Existing information/data are not available to allow conclusion on classification and risk assessment as required by point 8.3.1 of Annex VII of the REACH Regulation for skin sensitisation of Soybean meal, protein extn. Residue (CAS No. 91081-84-4). Furthermore, the OECD 442C in chemico DPRA to address key event 1 of the AOP, is not applicable to assessment of the UVCB substance and the conduct of available in vitro tests to address key events 2 and 3 will not generate adequate information for classification and risk assessment. Conduct of an OECD 429 LLNA will therefore be necessary and omission of the in vitro tests is justified.

References:

1. Regulation (EC) No 1907/2006 of the European Parliament and of the Council on the Registration, Evaluation, Authorisation and Restriction of Chemicals (REACH).

2. Commission Regulation (EU) 2017/706 of 19 April 2017 amending Annex VII to Regulation (EC) No 1907/2006 of the European Parliament and of the Council on the Registration, Evaluation, Authorisation and Restriction of Chemicals (REACH) as regards skin sensitisation and repealing Commission Regulation (EU) 2016/1688.

3. OECD (2010). The Local Lymph Node Assay. OECD Guideline for the Testing of Chemicals No. 429, Organisation for Economic Cooperation and Development, Paris.

4. OECD (2015). In Chemico Skin Sensitisation: Direct Peptide Reactivity Assay (DPRA). OECD Guideline for the Testing of Chemicals, No. 442C. Organisation for Economic Cooperation and Development, Paris.

5. OECD (2018). Key Event Based Test Guideline 442D In Vitro Skin Sensitisation Assays Addressing the AOP Key Event on Keratinocyte Activation. Organisation for Economic Cooperation and Development, Paris.

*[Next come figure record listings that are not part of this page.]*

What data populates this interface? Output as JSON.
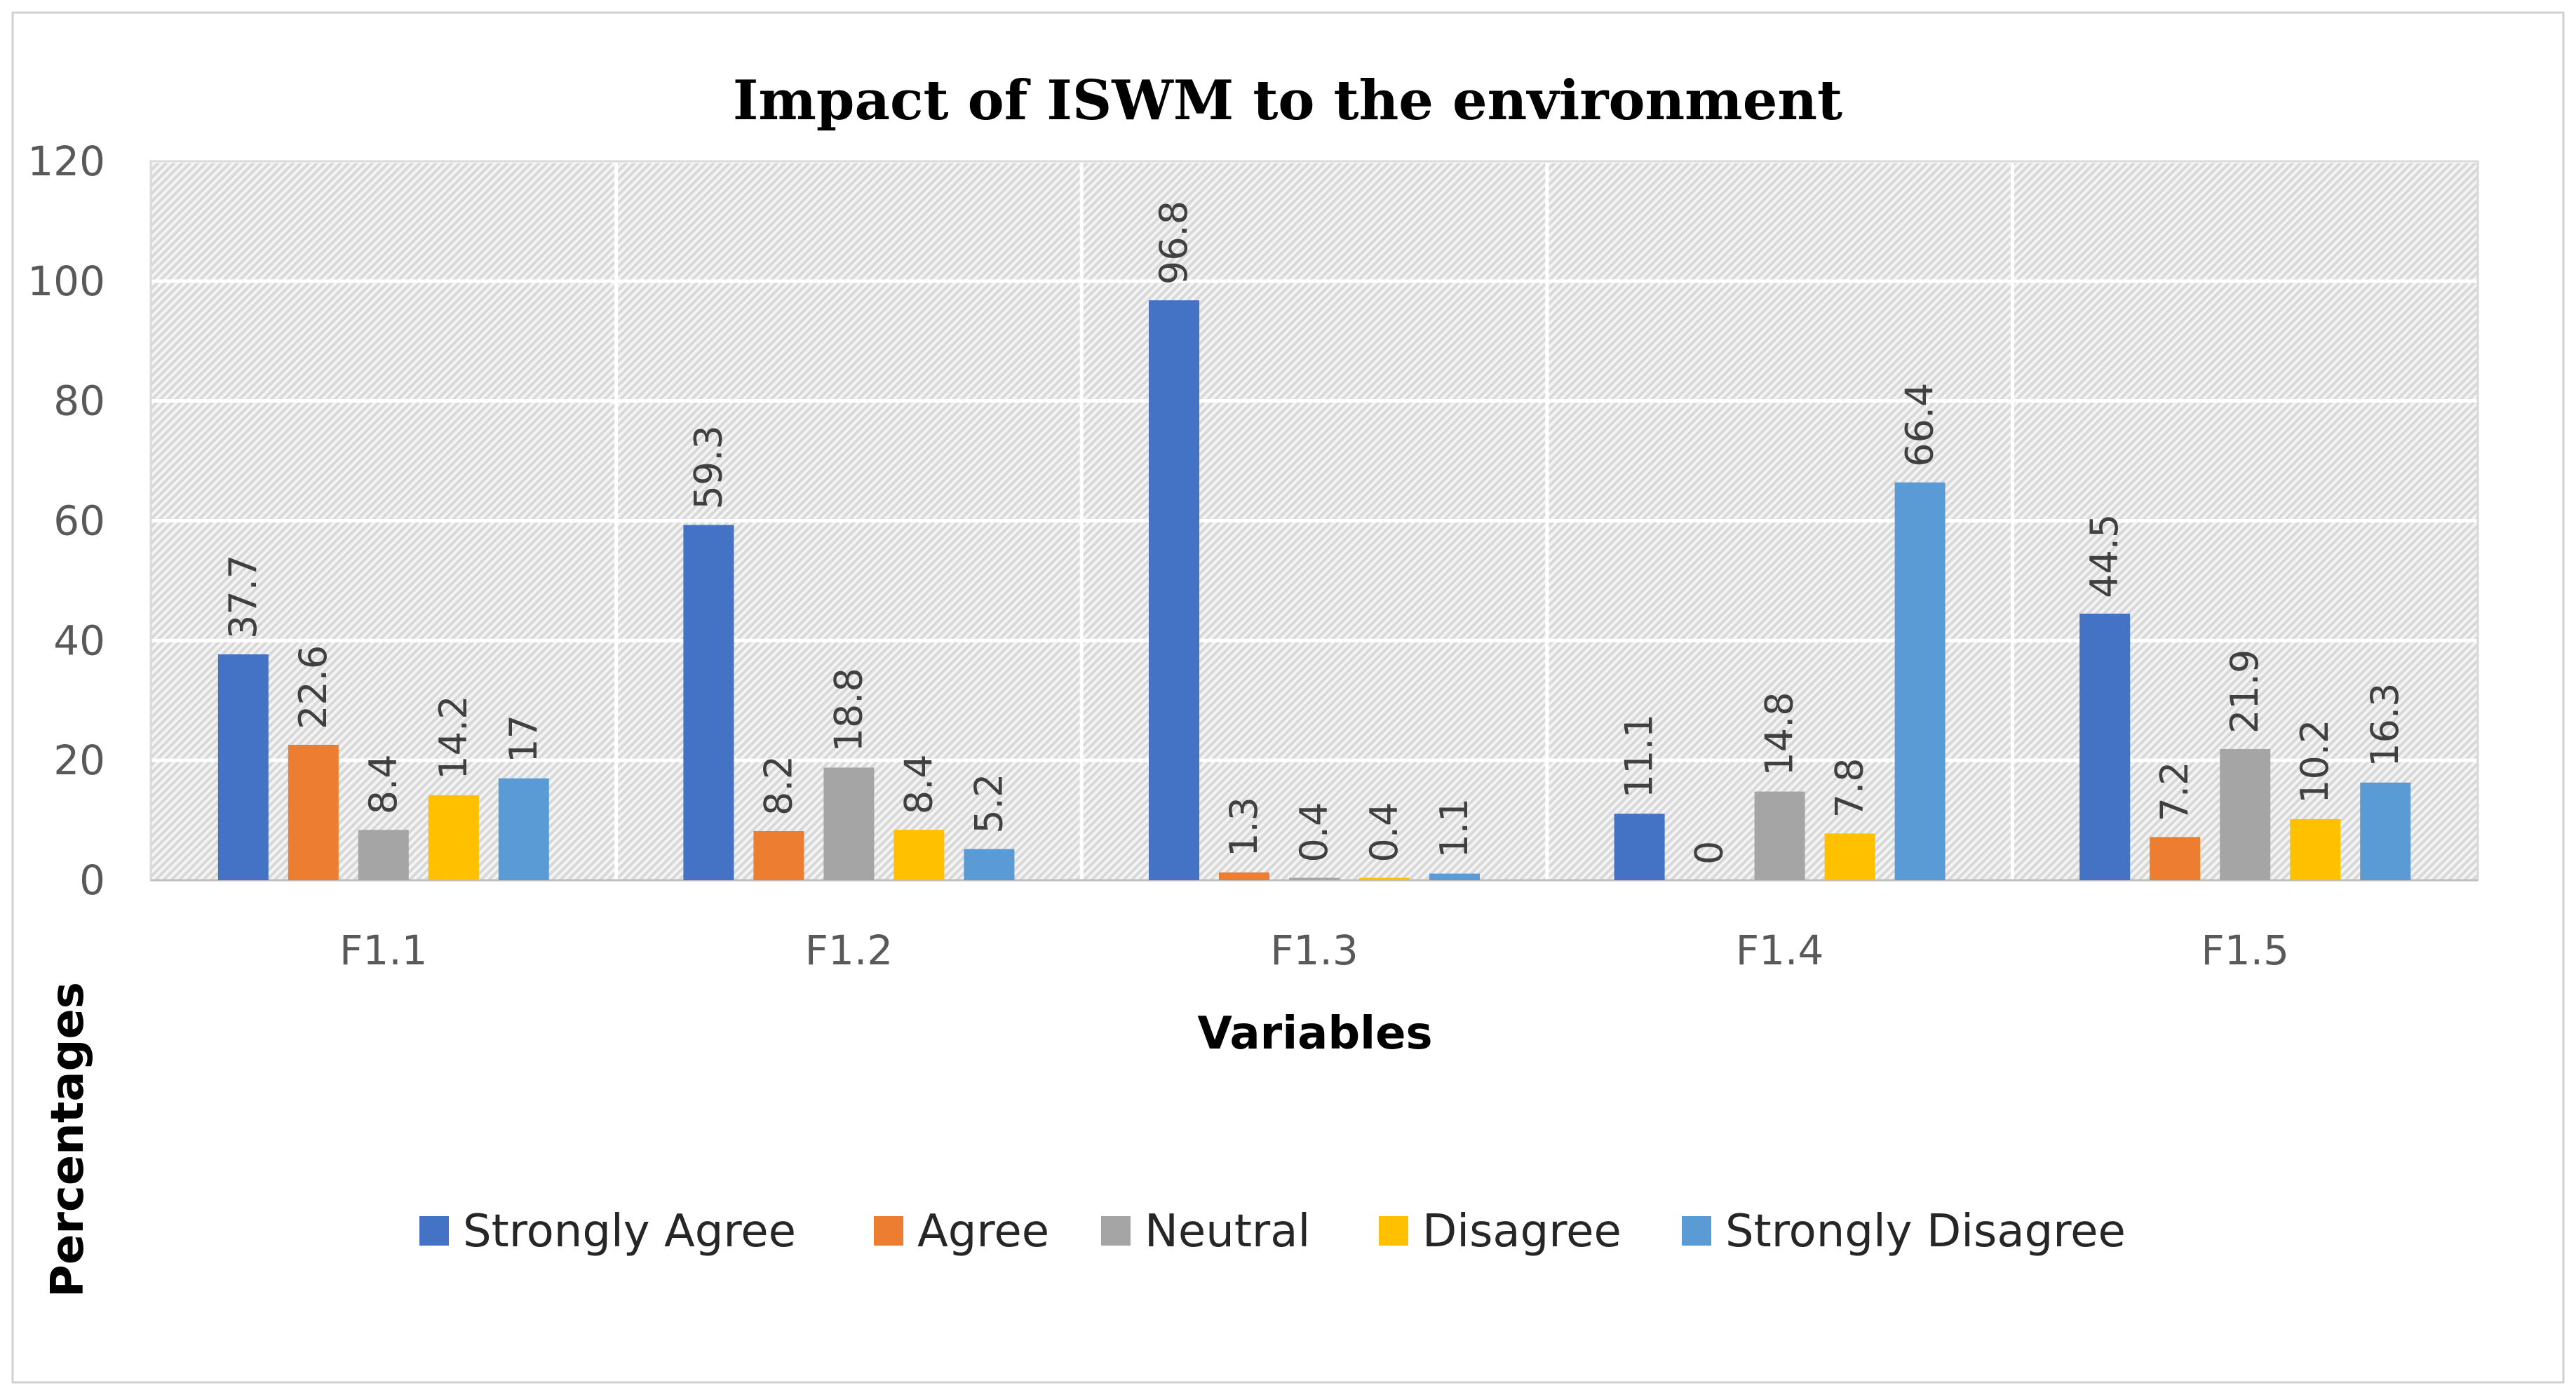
{
  "chart_data": {
    "type": "bar",
    "title": "Impact of ISWM to the environment",
    "xlabel": "Variables",
    "ylabel": "Percentages",
    "categories": [
      "F1.1",
      "F1.2",
      "F1.3",
      "F1.4",
      "F1.5"
    ],
    "ylim": [
      0,
      120
    ],
    "yticks": [
      0,
      20,
      40,
      60,
      80,
      100,
      120
    ],
    "grid": true,
    "legend_position": "bottom",
    "series": [
      {
        "name": "Strongly Agree",
        "color": "#4472C4",
        "values": [
          37.7,
          59.3,
          96.8,
          11.1,
          44.5
        ]
      },
      {
        "name": "Agree",
        "color": "#ED7D31",
        "values": [
          22.6,
          8.2,
          1.3,
          0,
          7.2
        ]
      },
      {
        "name": "Neutral",
        "color": "#A5A5A5",
        "values": [
          8.4,
          18.8,
          0.4,
          14.8,
          21.9
        ]
      },
      {
        "name": "Disagree",
        "color": "#FFC000",
        "values": [
          14.2,
          8.4,
          0.4,
          7.8,
          10.2
        ]
      },
      {
        "name": "Strongly Disagree",
        "color": "#5B9BD5",
        "values": [
          17,
          5.2,
          1.1,
          66.4,
          16.3
        ]
      }
    ]
  }
}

6. OECD (2018). Key Event Based Test Guideline 442E In Vitro Skin Sensitisation Assays Addressing the Key Event on Activation of Dendritic Cells on the Adverse Outcome Pathway for Skin Sensitisation. Organisation for Economic Cooperation and Development, Paris.

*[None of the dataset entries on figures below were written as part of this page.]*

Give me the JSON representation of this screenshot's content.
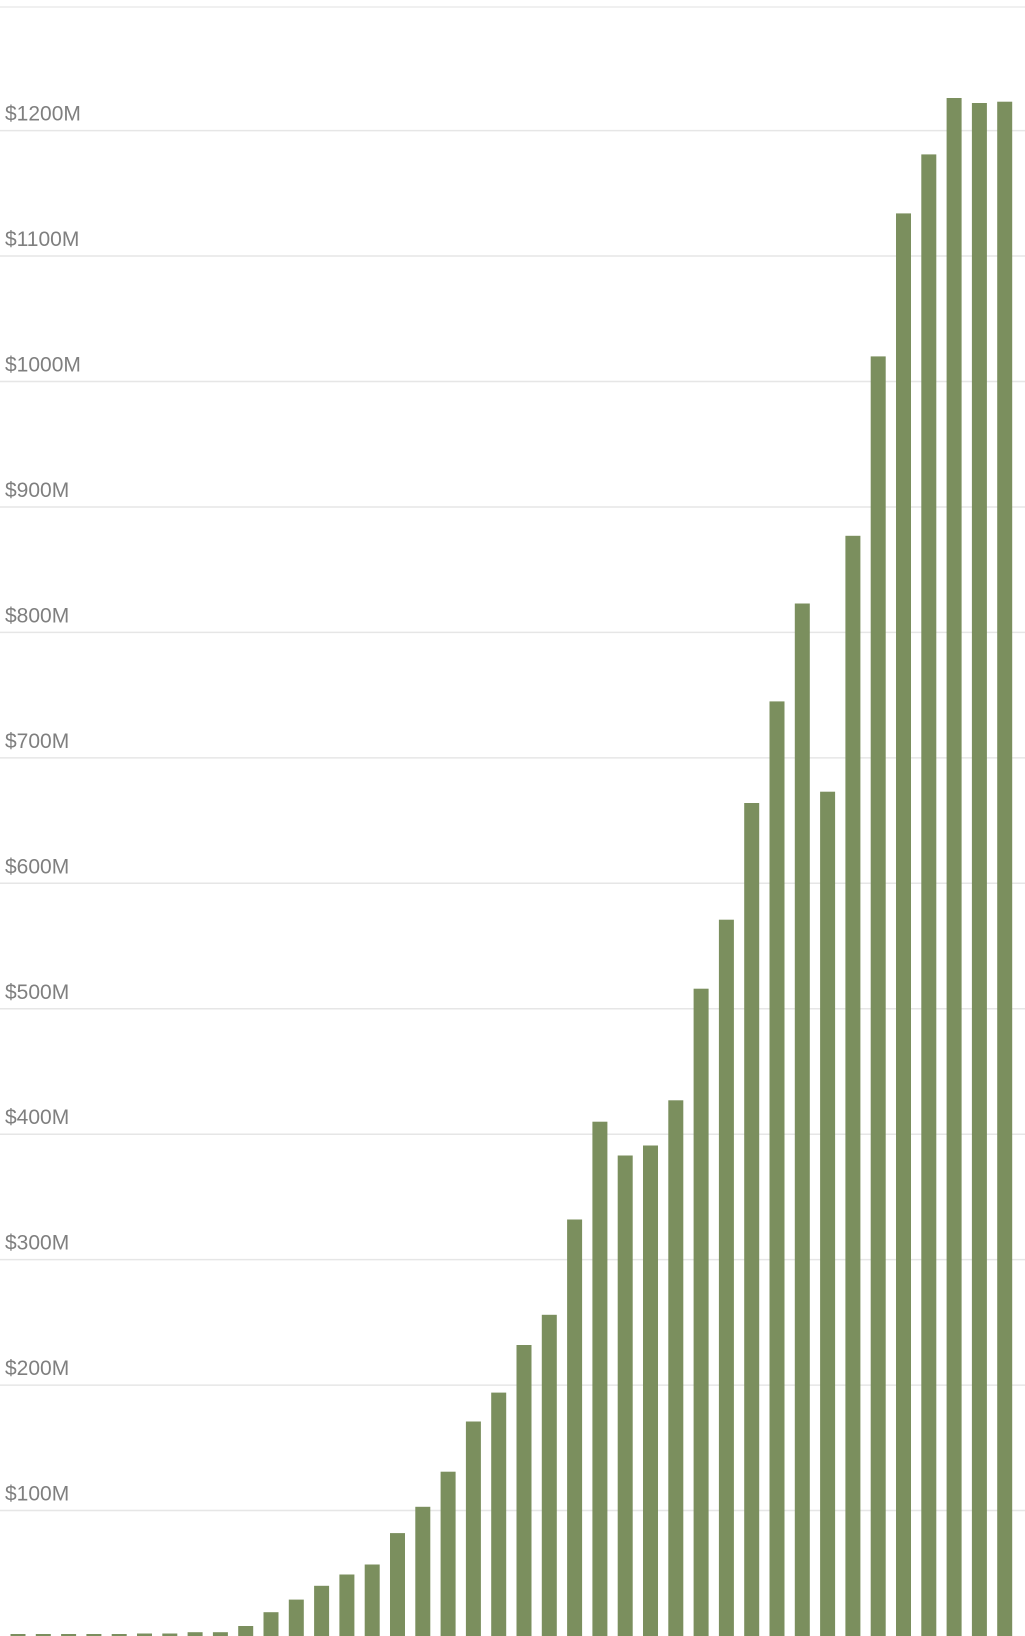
{
  "chart_data": {
    "type": "bar",
    "title": "",
    "xlabel": "",
    "ylabel": "",
    "grid": true,
    "legend": "none",
    "ylim": [
      0,
      1300
    ],
    "colors": {
      "bar": "#7b8f5e",
      "grid": "#e6e6e6",
      "tick_label": "#7f7f7f"
    },
    "y_ticks": [
      {
        "value": 100,
        "label": "$100M"
      },
      {
        "value": 200,
        "label": "$200M"
      },
      {
        "value": 300,
        "label": "$300M"
      },
      {
        "value": 400,
        "label": "$400M"
      },
      {
        "value": 500,
        "label": "$500M"
      },
      {
        "value": 600,
        "label": "$600M"
      },
      {
        "value": 700,
        "label": "$700M"
      },
      {
        "value": 800,
        "label": "$800M"
      },
      {
        "value": 900,
        "label": "$900M"
      },
      {
        "value": 1000,
        "label": "$1000M"
      },
      {
        "value": 1100,
        "label": "$1100M"
      },
      {
        "value": 1200,
        "label": "$1200M"
      }
    ],
    "values": [
      1,
      1,
      1,
      1,
      1,
      2,
      2,
      3,
      3,
      8,
      19,
      29,
      40,
      49,
      57,
      82,
      103,
      131,
      171,
      194,
      232,
      256,
      332,
      410,
      383,
      391,
      427,
      516,
      571,
      664,
      745,
      823,
      673,
      877,
      1020,
      1134,
      1181,
      1226,
      1222,
      1223
    ]
  }
}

7. Patlewicz G, Casati S, Basketter DA, Asturiol D, Roberts DW, Lepoittevin J-P, Worth A and Aschberger K (2016). Can currently available non-animal methods detect pre and pro haptens relevant for skin sensitisation? Regul Toxicol Pharmacol, 82, pp 147-155.

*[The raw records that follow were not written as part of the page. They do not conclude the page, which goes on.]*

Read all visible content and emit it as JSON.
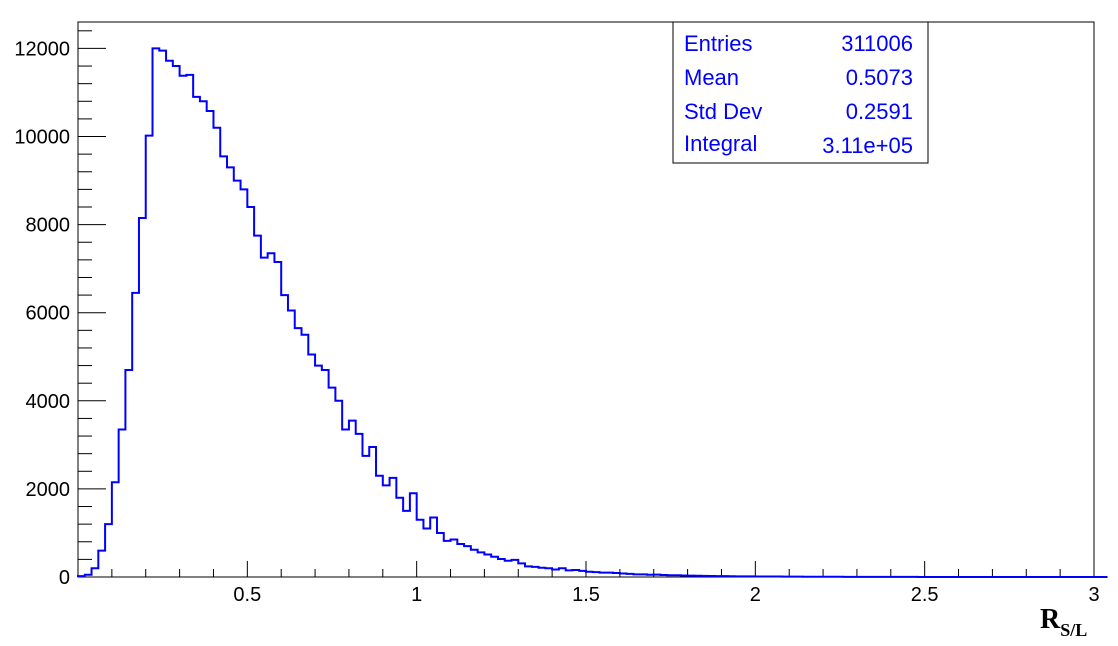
{
  "chart_data": {
    "type": "bar",
    "subtype": "histogram-step",
    "title": "",
    "xlabel": "R",
    "xlabel_sub": "S/L",
    "ylabel": "",
    "xlim": [
      0,
      3
    ],
    "ylim": [
      0,
      12600
    ],
    "bin_width": 0.02,
    "x_ticks": [
      0.5,
      1,
      1.5,
      2,
      2.5,
      3
    ],
    "x_tick_labels": [
      "0.5",
      "1",
      "1.5",
      "2",
      "2.5",
      "3"
    ],
    "y_ticks": [
      0,
      2000,
      4000,
      6000,
      8000,
      10000,
      12000
    ],
    "y_tick_labels": [
      "0",
      "2000",
      "4000",
      "6000",
      "8000",
      "10000",
      "12000"
    ],
    "grid": false,
    "line_color": "#0000ff",
    "series": [
      {
        "values": [
          20,
          50,
          200,
          600,
          1200,
          2150,
          3350,
          4700,
          6450,
          8150,
          10020,
          12000,
          11950,
          11720,
          11600,
          11380,
          11400,
          10900,
          10800,
          10580,
          10200,
          9550,
          9300,
          9000,
          8800,
          8400,
          7750,
          7250,
          7350,
          7150,
          6400,
          6050,
          5650,
          5500,
          5050,
          4800,
          4700,
          4300,
          4000,
          3350,
          3550,
          3250,
          2750,
          2950,
          2300,
          2080,
          2250,
          1800,
          1500,
          1900,
          1300,
          1100,
          1350,
          1000,
          820,
          850,
          750,
          700,
          620,
          560,
          510,
          460,
          410,
          370,
          390,
          310,
          240,
          230,
          210,
          200,
          170,
          200,
          150,
          160,
          140,
          120,
          110,
          100,
          100,
          90,
          80,
          70,
          60,
          60,
          50,
          55,
          45,
          40,
          40,
          35,
          30,
          28,
          25,
          22,
          20,
          20,
          18,
          15,
          15,
          14,
          12,
          12,
          10,
          10,
          9,
          8,
          8,
          7,
          6,
          6,
          5,
          5,
          5,
          4,
          4,
          4,
          3,
          3,
          3,
          2,
          2,
          2,
          2,
          2,
          1,
          1,
          1,
          1,
          1,
          1,
          1,
          1,
          1,
          0,
          0,
          0,
          0,
          0,
          0,
          0,
          0,
          0,
          0,
          0,
          0,
          0,
          0,
          0,
          0,
          0,
          0,
          0
        ]
      }
    ]
  },
  "stats": {
    "color": "#0000ff",
    "rows": [
      {
        "label": "Entries",
        "value": "311006"
      },
      {
        "label": "Mean",
        "value": "0.5073"
      },
      {
        "label": "Std Dev",
        "value": "0.2591"
      },
      {
        "label": "Integral",
        "value": "3.11e+05"
      }
    ]
  }
}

Silvia Casati, Karin Aschberger, David Asturiol, David Basketter, Sabcho Dimitrov, Coralie Dumont, Ann-Therese Karlberg, Jean-Pierre Lepoittevin, Grace Patlewicz, David W. Roberts and Andrew Worth; Ability of non-animal methods for skin sensitisation to detect pre- and pro-haptens: Report and recommendations of an EURL ECVAM expert meeting; EUR 27752 EN; doi:10.2788/01803

Respiratory sensitisation

Endpoint conclusion
Endpoint conclusion:
no study available

Justification for classification or non-classification

In accordance with the criteria for classification as defined in Annex I, Regulation (EC) No 1272/2008, the substance does not require classification with respect to sensitisation.